Linux 4.18 AMDGPU Tests: Vega Taking A Hit

Written by Michael Larabel in Display Drivers on 10 July 2018 at 10:17 AM EDT. Page 1 of 4. 30 Comments.

Being roughly mid-way through the Linux 4.18 kernel development cycle, I spent some time this weekend running benchmarks of the AMDGPU DRM driver on Linux 4.18 Git compared to Linux 4.17 stable on three different Radeon graphics cards while using the Mesa 18.1.3 based drivers.

If you are not familiar with the Linux 4.18 features, a fair amount is in store on the AMDGPU front. The open-source AMD Radeon Linux kernel driver now has support for the yet-to-be-released Vega 20 graphics card, initial support for the Vega M graphics found within Intel Kabylake-G processors, Vega power profile support and other clocking/power options, initial Vega/GFX9 support in the AMDKFD code, and other enhancements.

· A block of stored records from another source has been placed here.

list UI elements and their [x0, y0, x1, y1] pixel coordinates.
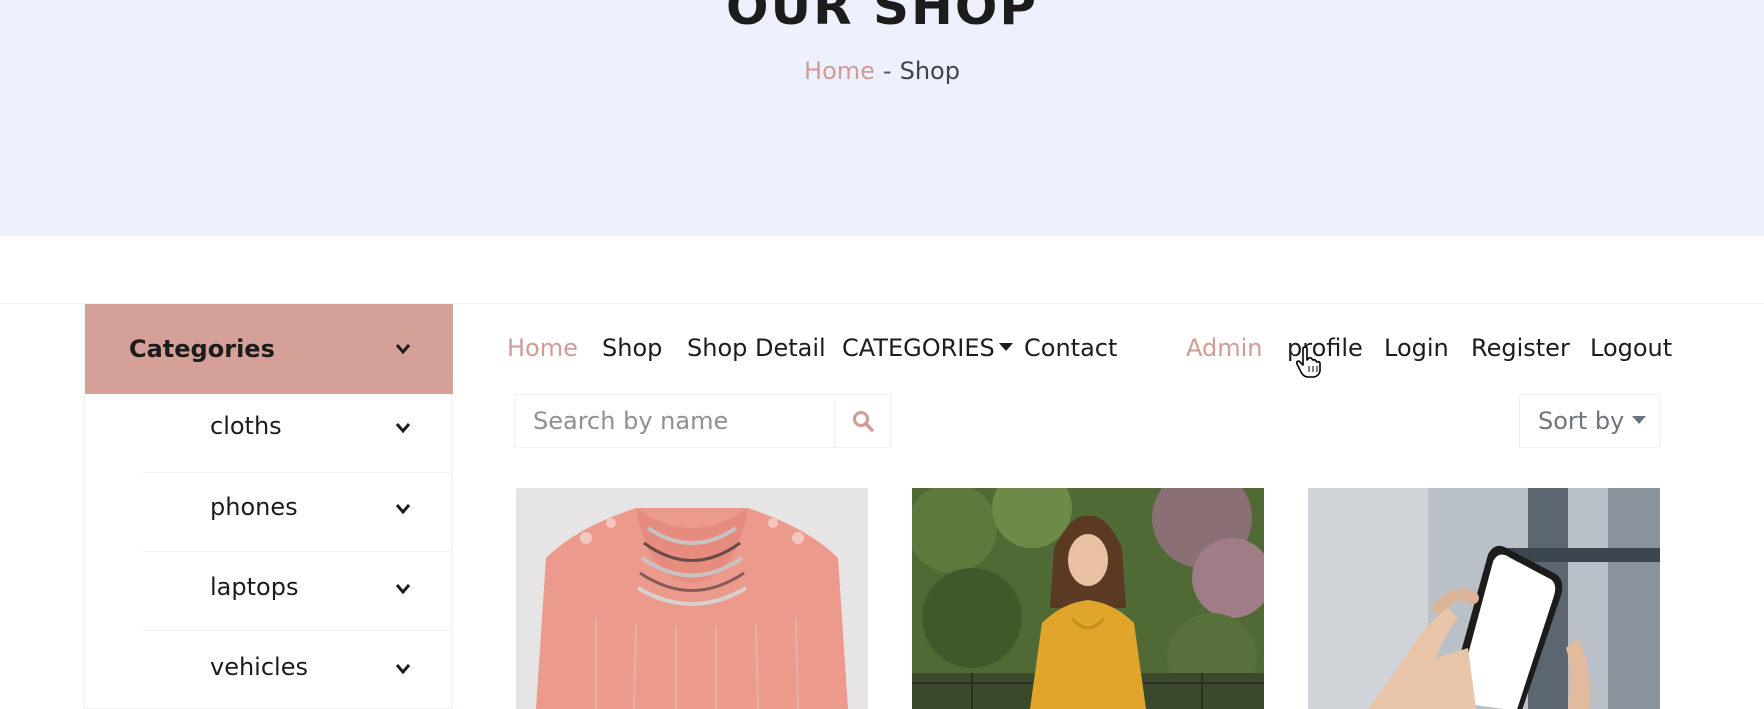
category-item-label: vehicles [210, 653, 308, 681]
search-form [514, 394, 891, 448]
caret-down-icon [998, 343, 1013, 351]
nav-shop-detail-link[interactable]: Shop Detail [687, 334, 826, 362]
breadcrumb-current: Shop [899, 57, 960, 85]
product-image-sweater[interactable] [516, 488, 868, 709]
category-item-label: phones [210, 493, 298, 521]
category-item-laptops[interactable]: laptops [143, 552, 452, 631]
nav-admin-link[interactable]: Admin [1186, 334, 1263, 362]
category-item-label: laptops [210, 573, 299, 601]
nav-logout-link[interactable]: Logout [1590, 334, 1672, 362]
search-button[interactable] [834, 395, 890, 447]
category-item-vehicles[interactable]: vehicles [143, 631, 452, 709]
chevron-down-icon [395, 422, 411, 434]
category-item-cloths[interactable]: cloths [143, 394, 452, 473]
category-item-label: cloths [210, 412, 282, 440]
category-item-phones[interactable]: phones [143, 473, 452, 552]
nav-categories-dropdown[interactable]: CATEGORIES [842, 334, 1013, 362]
nav-shop-link[interactable]: Shop [602, 334, 662, 362]
page-title: OUR SHOP [725, 0, 1039, 36]
chevron-down-icon [395, 343, 411, 355]
nav-register-link[interactable]: Register [1471, 334, 1570, 362]
product-image-smartphone[interactable] [1308, 488, 1660, 709]
nav-categories-label: CATEGORIES [842, 334, 995, 362]
sort-label: Sort by [1538, 407, 1625, 435]
breadcrumb-home-link[interactable]: Home [804, 57, 875, 85]
chevron-down-icon [395, 583, 411, 595]
caret-down-icon [1632, 416, 1647, 424]
nav-contact-link[interactable]: Contact [1024, 334, 1117, 362]
sort-dropdown-button[interactable]: Sort by [1519, 394, 1660, 448]
search-icon [852, 411, 874, 432]
breadcrumb: Home - Shop [0, 57, 1764, 85]
product-image-yellow-outfit[interactable] [912, 488, 1264, 709]
categories-header-label: Categories [129, 335, 275, 363]
nav-profile-link[interactable]: profile [1287, 334, 1363, 362]
page-header-banner: OUR SHOP Home - Shop [0, 0, 1764, 236]
category-sidebar: Categories cloths phones laptops vehicle… [84, 304, 453, 709]
nav-home-link[interactable]: Home [507, 334, 578, 362]
search-input[interactable] [515, 395, 834, 447]
chevron-down-icon [395, 663, 411, 675]
chevron-down-icon [395, 503, 411, 515]
nav-login-link[interactable]: Login [1384, 334, 1449, 362]
breadcrumb-separator: - [882, 57, 892, 85]
categories-toggle-button[interactable]: Categories [85, 304, 453, 394]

Curious about any performance changes, I ran benchmarks of Linux 4.17.5 and Linux 4.18 Git (7 July) on an Ubuntu 18.04 LTS system that was using Mesa 18.1.3 stable via the Pkppa archive. The three graphics cards up for testing were the Radeon RX 580, R9 Fury, and RX Vega 64 graphics cards.

Via the Phoronix Test Suite a range of benchmarks were carried out using the RADV Vulkan and OpenGL RadeonSI drivers with the two kernels under test.